With a PureDrive hybrid drivetrain, and based on “an existing Nissan sedan architecture” all but confirmed to be the Pulsar, the Friend-ME claims to be the result of research into the tastes of young Chinese known as the ‘Balinghou’ generation born in the 1980s.
“Balinghou males are a huge cohort in the world’s largest market, and they’re now reaching their prime,” said Francois Bancon, Nissan GM of product planning and research.
“Clearly, their tastes will shape automotive trends worldwide for decades to come. So we believe it’s important to listen with respect and respond by putting dreams within their reach.

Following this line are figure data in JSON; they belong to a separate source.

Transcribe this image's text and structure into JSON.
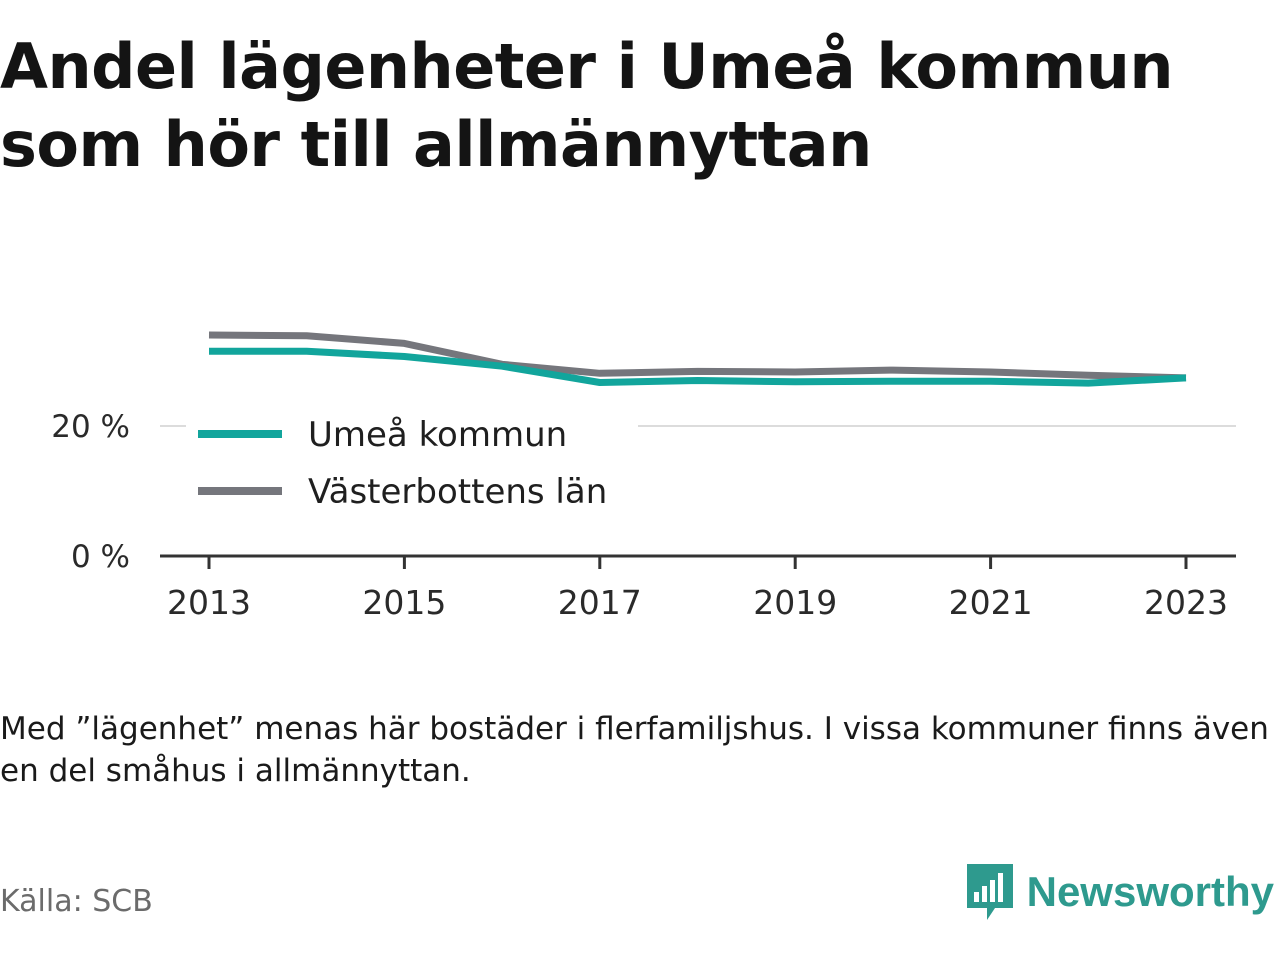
{
  "title": {
    "line1": "Andel lägenheter i Umeå kommun",
    "line2": "som hör till allmännyttan"
  },
  "note": "Med ”lägenhet” menas här bostäder i flerfamiljshus. I vissa kommuner finns även en del småhus i allmännyttan.",
  "source": "Källa: SCB",
  "brand": {
    "name": "Newsworthy",
    "icon": "newsworthy-logo-icon",
    "color": "#2e9a8e"
  },
  "chart_data": {
    "type": "line",
    "x": [
      2013,
      2014,
      2015,
      2016,
      2017,
      2018,
      2019,
      2020,
      2021,
      2022,
      2023
    ],
    "x_ticks": [
      "2013",
      "2015",
      "2017",
      "2019",
      "2021",
      "2023"
    ],
    "y_ticks": [
      {
        "value": 0,
        "label": "0 %"
      },
      {
        "value": 20,
        "label": "20 %"
      }
    ],
    "ylim": [
      0,
      35
    ],
    "grid": "horizontal",
    "legend_position": "left",
    "series": [
      {
        "name": "Umeå kommun",
        "color": "#12a59c",
        "values": [
          31.5,
          31.5,
          30.7,
          29.2,
          26.7,
          27.0,
          26.8,
          26.9,
          26.9,
          26.6,
          27.4
        ]
      },
      {
        "name": "Västerbottens län",
        "color": "#75767c",
        "values": [
          34.0,
          33.9,
          32.7,
          29.5,
          28.1,
          28.4,
          28.3,
          28.6,
          28.3,
          27.8,
          27.4
        ]
      }
    ]
  }
}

That’s why Friend-ME is our first proposition in an ongoing dialogue."
With European sales in downturn, the Chinese market continuing to rapidly expand, and with around 240 million native Chinese born in the 1980s, no doubt Nissan sees a huge opportunity in appealing to the Balinghou generation.
Highlights, according to Nissan, are a low and wide stance with short front and rear overhangs giving the car an “edgy muscularity”; a thin and light roof with “kick up” shape around the C-pillar; and an interior based around the theory of ‘equal’ with all four passengers sharing the same space and reading the same interior dials as each other.
The concept of Distilled Da Qi represents “casting an aura, about standing out, but at the same time, fitting in”.
A design shared between Nissan Design China in Beijing – which opened in 2011 – and Nissan Global Design Centre in Japan, the Friend-ME may morph into a production sedan spin-off of the Nissan Leaf all-electric hatchback, and enter world markets including the US.